Puisi: Sampah-Sampah Mengapung (Karya Raudal Tanjung Banua)

Puisi "Sampah-Sampah Mengapung" karya Raudal Tanjung Banua menggambarkan ketidakpuasan dan kekecewaan terhadap keadaan sosial dan lingkungan.
Sampah-Sampah Mengapung

Ini zaman sampah-sampah mengapung
orang-orang gugur di mataku
tiap hari makin banyak yang kubenci
dan yang membenci lebih banyak lagi
masuk, hatiku, kunci dari dalam, kunci yang dalam!
Cuaca semesta sedang buruk
para tukang tenung dan tukang sihir mabuk,
kepayang bayang-bayang kejayaan
tukang kebun tersingkir ke taman-taman api
para penyair bergerombol membincang diri sendiri
hatiku yang terasing menolak teronggok jadi sekilo daging!
"Hatiku, janganlah kau bersedih melihat makhluk-makhluk
yang sekedar penduduk. Mereka hanya penghuni mati
sebuah negeri di bawah garang matahari
tapi tak sanggup membakar sampah-sampah,
basah, berkilau lumpur warna-warni, terapung hanyut
melintasi taman-taman negeri.
Jangan kau bersedih."
Dengan ini hatiku menyala, melebihi matahari
mengubah sungai dan muara
jadi api, jadi lautan api...

Kalteng-Yogyakarta, 2010-2011

Analisis Puisi:

Puisi "Sampah-Sampah Mengapung" karya Raudal Tanjung Banua mengangkat tema kritis dan emosional yang menggambarkan suasana sosial dan perasaan pribadi di tengah kerusakan dan kemunduran. Dengan gaya bahasa yang kuat dan imaji yang tajam, puisi ini menggambarkan sebuah dunia yang terpuruk dalam kegelapan dan kebingungan.

Kondisi Sosial dan Ketidakpuasan

Puisi ini dimulai dengan gambaran zaman yang penuh dengan "sampah-sampah mengapung," sebuah metafora untuk kekacauan dan ketidakberesan dalam masyarakat. "Orang-orang gugur di mataku" menunjukkan bahwa penulis merasa kecewa dan terasing dari apa yang terjadi di sekelilingnya. "Tiapt hari makin banyak yang kubenci / dan yang membenci lebih banyak lagi" menekankan peningkatan ketegangan dan kebencian dalam masyarakat, mencerminkan konflik yang semakin meruncing.

Krisis dan Kekacauan

"Cuaca semesta sedang buruk" menciptakan suasana pesimistis yang diperkuat oleh gambaran "para tukang tenung dan tukang sihir mabuk," yang mungkin menggambarkan ketidakmampuan masyarakat untuk menangani krisis atau mencari solusi yang efektif. Frasa ini juga menunjukkan bahwa mereka yang seharusnya memiliki kekuatan atau pengetahuan untuk membantu malah terjerumus dalam kegelapan dan kekacauan.

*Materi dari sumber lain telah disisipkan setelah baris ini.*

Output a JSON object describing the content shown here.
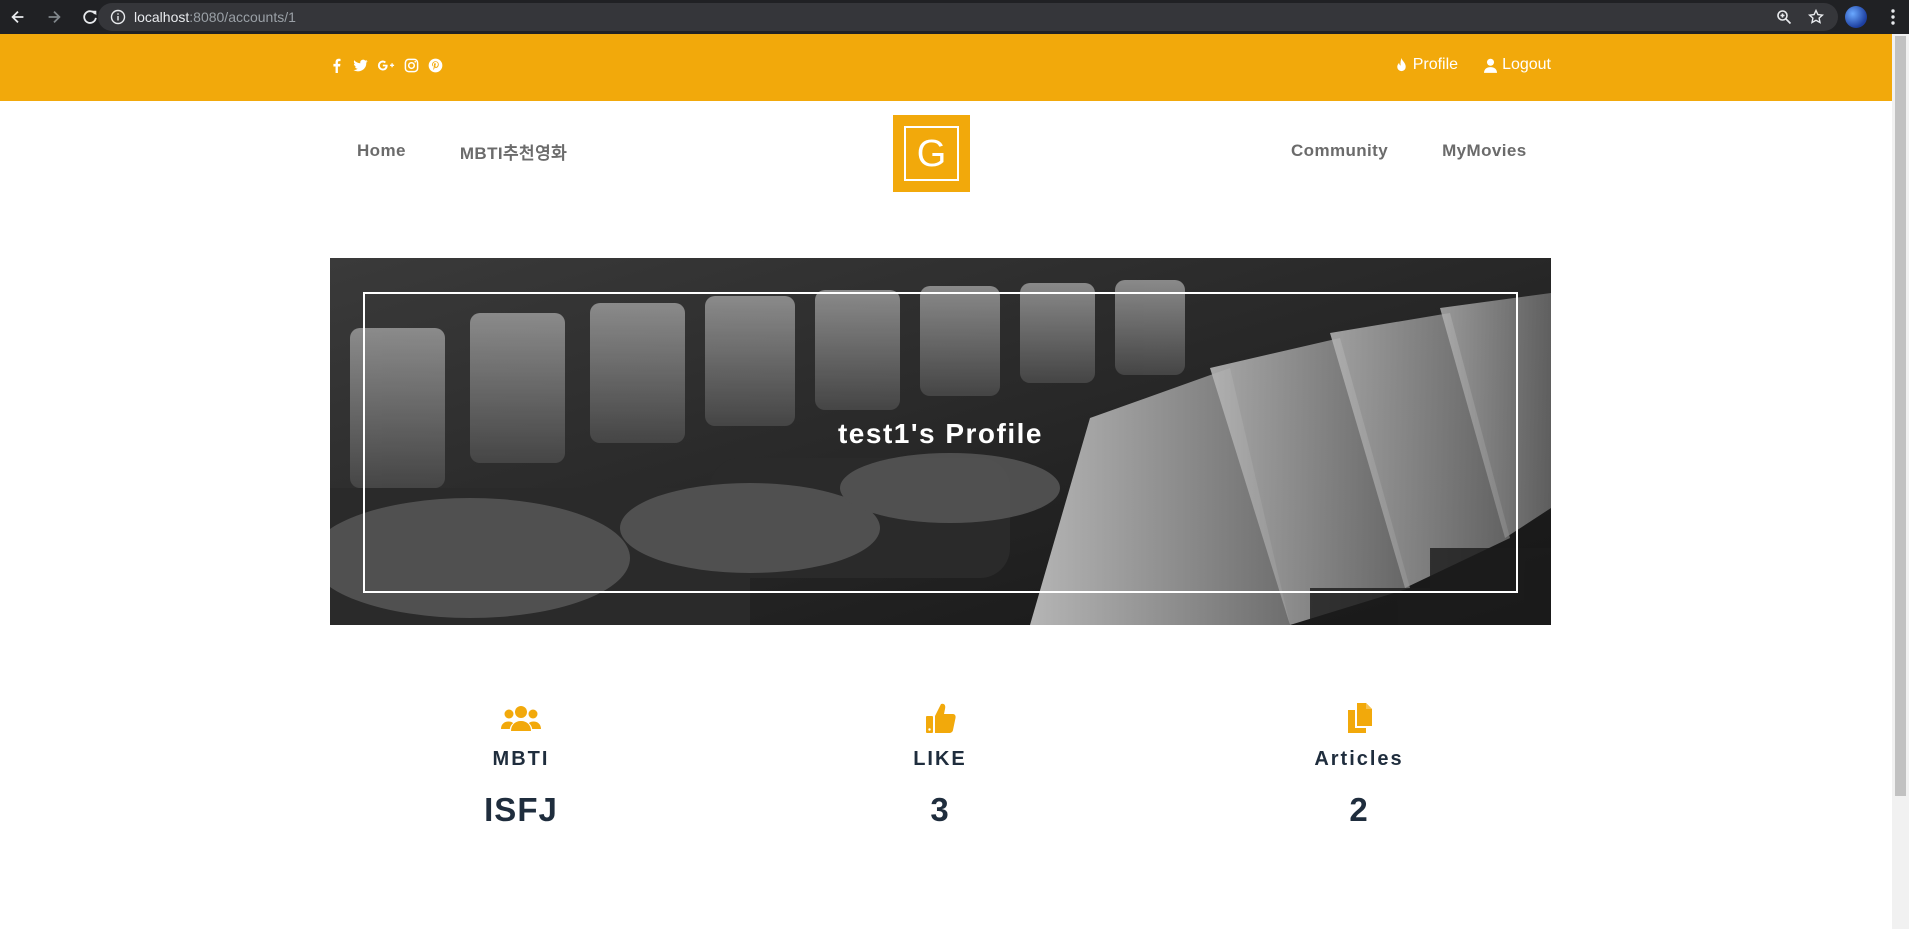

Kritik terhadap Keadaan Sosial

Kritik tajam terlihat dalam baris "tukang kebun tersingkir ke taman-taman api," yang menyiratkan bahwa mereka yang berusaha melakukan sesuatu yang positif atau produktif justru dikeluarkan atau diabaikan. "Para penyair bergerombol membincang diri sendiri" mencerminkan ketidakmampuan intelektual atau kreatif untuk menghadapi masalah yang lebih besar, dan "hatiku yang terasing menolak teronggok jadi sekilo daging" mengungkapkan ketidakmauan penulis untuk hanya menjadi bagian dari kekacauan tanpa makna atau tujuan.

Pesan Harapan dan Kebangkitan

Meskipun puisi ini menggambarkan situasi yang suram, ada pesan harapan dan kebangkitan di akhir. "Hatiku menyala, melebihi matahari / mengubah sungai dan muara / jadi api, jadi lautan api..." menunjukkan tekad untuk mengatasi kegelapan dan kerusakan. Proses perubahan yang digambarkan sebagai "api" dan "lautan api" mencerminkan dorongan untuk transformasi dan pembaruan, meskipun itu memerlukan usaha dan perjuangan yang besar.

Puisi "Sampah-Sampah Mengapung" karya Raudal Tanjung Banua adalah puisi yang menggambarkan ketidakpuasan dan kekecewaan terhadap keadaan sosial dan lingkungan. Dengan menggunakan metafora yang kuat dan imaji yang menggugah, puisi ini mengajak pembaca untuk merenungkan keadaan dunia di sekeliling mereka dan mencari cara untuk melakukan perubahan. Meskipun menggambarkan kegelapan dan kerusakan, puisi ini juga menyampaikan pesan harapan dan tekad untuk mengatasi tantangan dan mencapai pembaruan.

Puisi: Sampah-sampah Mengapung
Puisi: Sampah-Sampah Mengapung
Karya: Raudal Tanjung Banua

Anda mungkin menyukai postingan ini

© 2025 Sepenuhnya. All rights reserved.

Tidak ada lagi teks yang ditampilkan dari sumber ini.